The Defense of Bona Fide Seniority System
42 U.S.C. § 2000e-2(h) provides, in relevant part:
[I]t shall not be an unlawful employment practice for an employer to apply different standards of compensation, or different terms, conditions, or privileges of employment pursuant to a bona fide seniority or merit system . . . provided that such differences are not the result of an intention to discriminate because of race, color, religion, sex, or national origin . . . .

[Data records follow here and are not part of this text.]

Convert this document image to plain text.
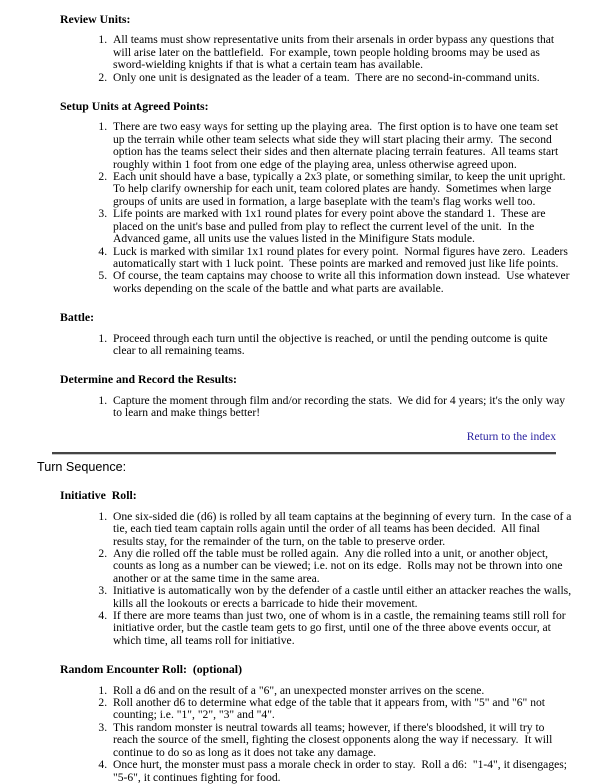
Review Units:
1. All teams must show representative units from their arsenals in order bypass any questions that will arise later on the battlefield.  For example, town people holding brooms may be used as sword-wielding knights if that is what a certain team has available.
2. Only one unit is designated as the leader of a team.  There are no second-in-command units.
Setup Units at Agreed Points:
1. There are two easy ways for setting up the playing area.  The first option is to have one team set up the terrain while other team selects what side they will start placing their army.  The second option has the teams select their sides and then alternate placing terrain features.  All teams start roughly within 1 foot from one edge of the playing area, unless otherwise agreed upon.
2. Each unit should have a base, typically a 2x3 plate, or something similar, to keep the unit upright.  To help clarify ownership for each unit, team colored plates are handy.  Sometimes when large groups of units are used in formation, a large baseplate with the team's flag works well too.
3. Life points are marked with 1x1 round plates for every point above the standard 1.  These are placed on the unit's base and pulled from play to reflect the current level of the unit.  In the Advanced game, all units use the values listed in the Minifigure Stats module.
4. Luck is marked with similar 1x1 round plates for every point.  Normal figures have zero.  Leaders automatically start with 1 luck point.  These points are marked and removed just like life points.
5. Of course, the team captains may choose to write all this information down instead.  Use whatever works depending on the scale of the battle and what parts are available.
Battle:
1. Proceed through each turn until the objective is reached, or until the pending outcome is quite clear to all remaining teams.
Determine and Record the Results:
1. Capture the moment through film and/or recording the stats.  We did for 4 years; it's the only way to learn and make things better!

Return to the index

Turn Sequence:
Initiative  Roll:
1. One six-sided die (d6) is rolled by all team captains at the beginning of every turn.  In the case of a tie, each tied team captain rolls again until the order of all teams has been decided.  All final results stay, for the remainder of the turn, on the table to preserve order.
2. Any die rolled off the table must be rolled again.  Any die rolled into a unit, or another object, counts as long as a number can be viewed; i.e. not on its edge.  Rolls may not be thrown into one another or at the same time in the same area.
3. Initiative is automatically won by the defender of a castle until either an attacker reaches the walls, kills all the lookouts or erects a barricade to hide their movement.
4. If there are more teams than just two, one of whom is in a castle, the remaining teams still roll for initiative order, but the castle team gets to go first, until one of the three above events occur, at which time, all teams roll for initiative.
Random Encounter Roll:  (optional)
1. Roll a d6 and on the result of a "6", an unexpected monster arrives on the scene.
2. Roll another d6 to determine what edge of the table that it appears from, with "5" and "6" not counting; i.e. "1", "2", "3" and "4".
3. This random monster is neutral towards all teams; however, if there's bloodshed, it will try to reach the source of the smell, fighting the closest opponents along the way if necessary.  It will continue to do so as long as it does not take any damage.
4. Once hurt, the monster must pass a morale check in order to stay.  Roll a d6:  "1-4", it disengages; "5-6", it continues fighting for food.
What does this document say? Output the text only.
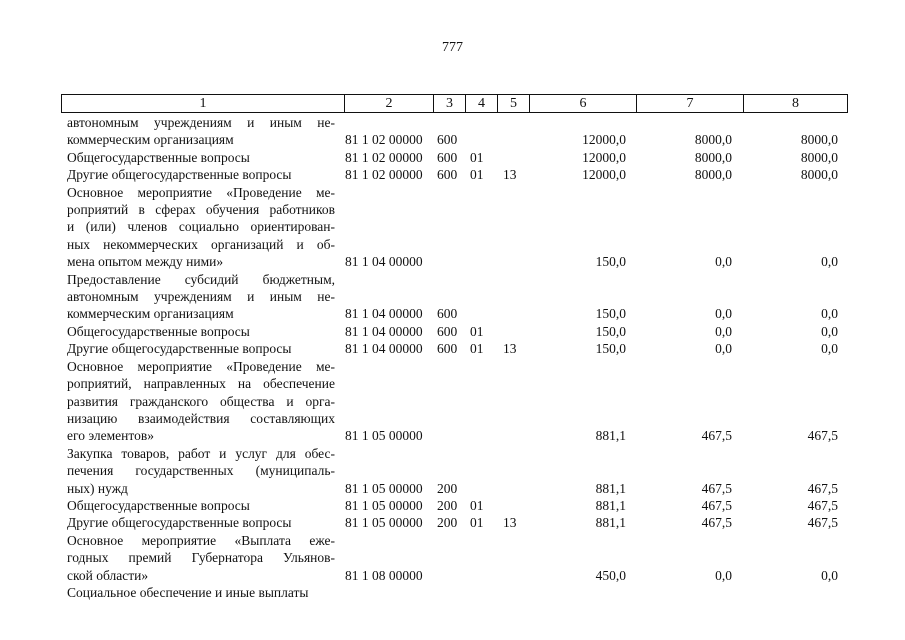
777
1	2	3	4	5	6	7	8
автономным учреждениям и иным не-
коммерческим организациям	81 1 02 00000 600	12000,0	8000,0	8000,0
Общегосударственные вопросы	81 1 02 00000 600 01	12000,0	8000,0	8000,0
Другие общегосударственные вопросы	81 1 02 00000 600 01 13	12000,0	8000,0	8000,0
Основное мероприятие «Проведение ме-
роприятий в сферах обучения работников
и (или) членов социально ориентирован-
ных некоммерческих организаций и об-
мена опытом между ними»	81 1 04 00000	150,0	0,0	0,0
Предоставление субсидий бюджетным,
автономным учреждениям и иным не-
коммерческим организациям	81 1 04 00000 600	150,0	0,0	0,0
Общегосударственные вопросы	81 1 04 00000 600 01	150,0	0,0	0,0
Другие общегосударственные вопросы	81 1 04 00000 600 01 13	150,0	0,0	0,0
Основное мероприятие «Проведение ме-
роприятий, направленных на обеспечение
развития гражданского общества и орга-
низацию взаимодействия составляющих
его элементов»	81 1 05 00000	881,1	467,5	467,5
Закупка товаров, работ и услуг для обес-
печения государственных (муниципаль-
ных) нужд	81 1 05 00000 200	881,1	467,5	467,5
Общегосударственные вопросы	81 1 05 00000 200 01	881,1	467,5	467,5
Другие общегосударственные вопросы	81 1 05 00000 200 01 13	881,1	467,5	467,5
Основное мероприятие «Выплата еже-
годных премий Губернатора Ульянов-
ской области»	81 1 08 00000	450,0	0,0	0,0
Социальное обеспечение и иные выплаты
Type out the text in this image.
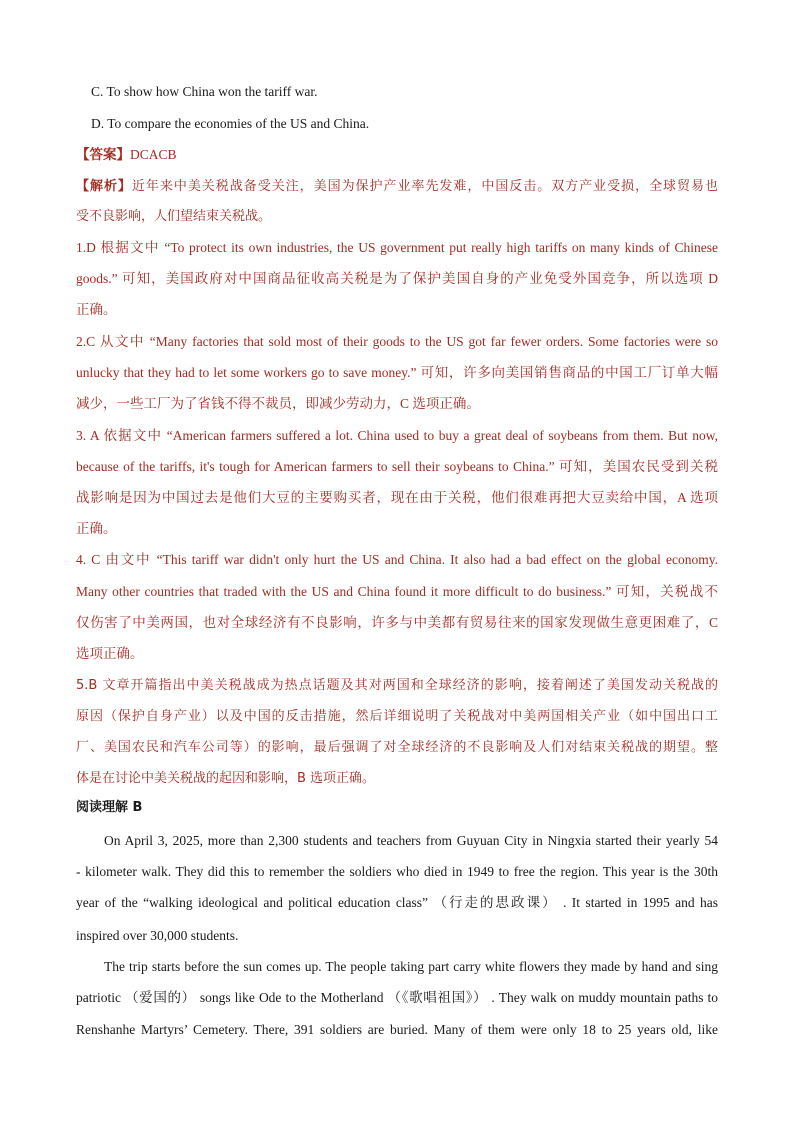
C. To show how China won the tariff war.
D. To compare the economies of the US and China.
【答案】DCACB
【解析】近年来中美关税战备受关注，美国为保护产业率先发难，中国反击。双方产业受损，全球贸易也
受不良影响，人们望结束关税战。
1.D 根据文中 “To protect its own industries, the US government put really high tariffs on many kinds of Chinese
goods.” 可知，美国政府对中国商品征收高关税是为了保护美国自身的产业免受外国竞争，所以选项 D
正确。
2.C 从文中 “Many factories that sold most of their goods to the US got far fewer orders. Some factories were so
unlucky that they had to let some workers go to save money.” 可知，许多向美国销售商品的中国工厂订单大幅
减少，一些工厂为了省钱不得不裁员，即减少劳动力，C 选项正确。
3. A 依据文中 “American farmers suffered a lot. China used to buy a great deal of soybeans from them. But now,
because of the tariffs, it's tough for American farmers to sell their soybeans to China.” 可知，美国农民受到关税
战影响是因为中国过去是他们大豆的主要购买者，现在由于关税，他们很难再把大豆卖给中国，A 选项
正确。
4. C 由文中 “This tariff war didn't only hurt the US and China. It also had a bad effect on the global economy.
Many other countries that traded with the US and China found it more difficult to do business.” 可知，关税战不
仅伤害了中美两国，也对全球经济有不良影响，许多与中美都有贸易往来的国家发现做生意更困难了，C
选项正确。
5.B 文章开篇指出中美关税战成为热点话题及其对两国和全球经济的影响，接着阐述了美国发动关税战的
原因（保护自身产业）以及中国的反击措施，然后详细说明了关税战对中美两国相关产业（如中国出口工
厂、美国农民和汽车公司等）的影响，最后强调了对全球经济的不良影响及人们对结束关税战的期望。整
体是在讨论中美关税战的起因和影响，B 选项正确。
阅读理解 B
On April 3, 2025, more than 2,300 students and teachers from Guyuan City in Ningxia started their yearly 54
- kilometer walk. They did this to remember the soldiers who died in 1949 to free the region. This year is the 30th
year of the “walking ideological and political education class” （行走的思政课） . It started in 1995 and has
inspired over 30,000 students.
The trip starts before the sun comes up. The people taking part carry white flowers they made by hand and sing
patriotic （爱国的） songs like Ode to the Motherland （《歌唱祖国》） . They walk on muddy mountain paths to
Renshanhe Martyrs’ Cemetery. There, 391 soldiers are buried. Many of them were only 18 to 25 years old, like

Bona fide seniority systems are valid under Title VII pursuant to 42 U.S.C. § 2000e-2(h), even though such systems may perpetuate pre-Act discrimination. See Int'l. Bhd. of Teamsters v. United States, 431 U.S. 324, 348-55 (1977). Seniority systems do not violate Title VII even if they have a disproportionate effect on a protected group, so long as they are not intentionally discriminatory. See Pullman-Standard v. Swint, 456 U.S. 273, 289 (1982); Balint v. Carson City, 180 F.3d 1047, 1051 (9th Cir.1999) (under Title VII, "seniority systems are a valid method of providing different levels of compensation and privileges, even if they have a discriminatory impact on employees"). A seniority system is not illegal provided it is not the result of an intent to discriminate on prohibited grounds; the issue of intent is a necessary element of a Title VII action challenging the seniority system and is not merely an affirmative defense to such a challenge. See Lorance v. AT & T Technologies, Inc., 490 U.S. 900, 905 (1989); Eckles v. Consolidated Rail Corp., 94 F.3d 1041, 1046 n.7 (9th Cir. 1996) ("A 'bona fide' seniority system is one that was created for legitimate purposes, rather than for the purpose of discrimination."). Seniority systems necessarily "contain ancillary rules that accomplish certain necessary functions, but which may not themselves be directly related to length of employment" California Brewers Ass'n v. Bryant, 444 U.S. 598, 604, 607 (1980) (reversing circuit determination that "fundamental component" of seniority system is "the concept that employment rights should increase as the length of an employee's service increases.").
The Defense of After-Acquired Evidence
If an employer takes an adverse employment action such as discharging an employee for a discriminatory reason, later-discovered evidence that the employer could have used to discharge the employee for a legitimate reason does not immunize the employer from liability, but the employer does not have to offer reinstatement or front pay and only has to provide back pay "from the date of the unlawful discharge to the date the new information was discovered." McKennon v. Nashville Banner Pub. Co., 513 U.S. 352, 362 (1995); see also Rivera v. Nibco, Inc., 364 F.3d 1057, 1071 n.16 (9th Cir. 2004); O'Day v. McDonnell Douglas Helicopter Co., 79 F.3d 756, 761-62 (9th Cir. 1996). The employer must prove by a reponderance of the evidence that it would have fired the employee because of the after-acquired evidence. O'Day, 79 F.3d at 761.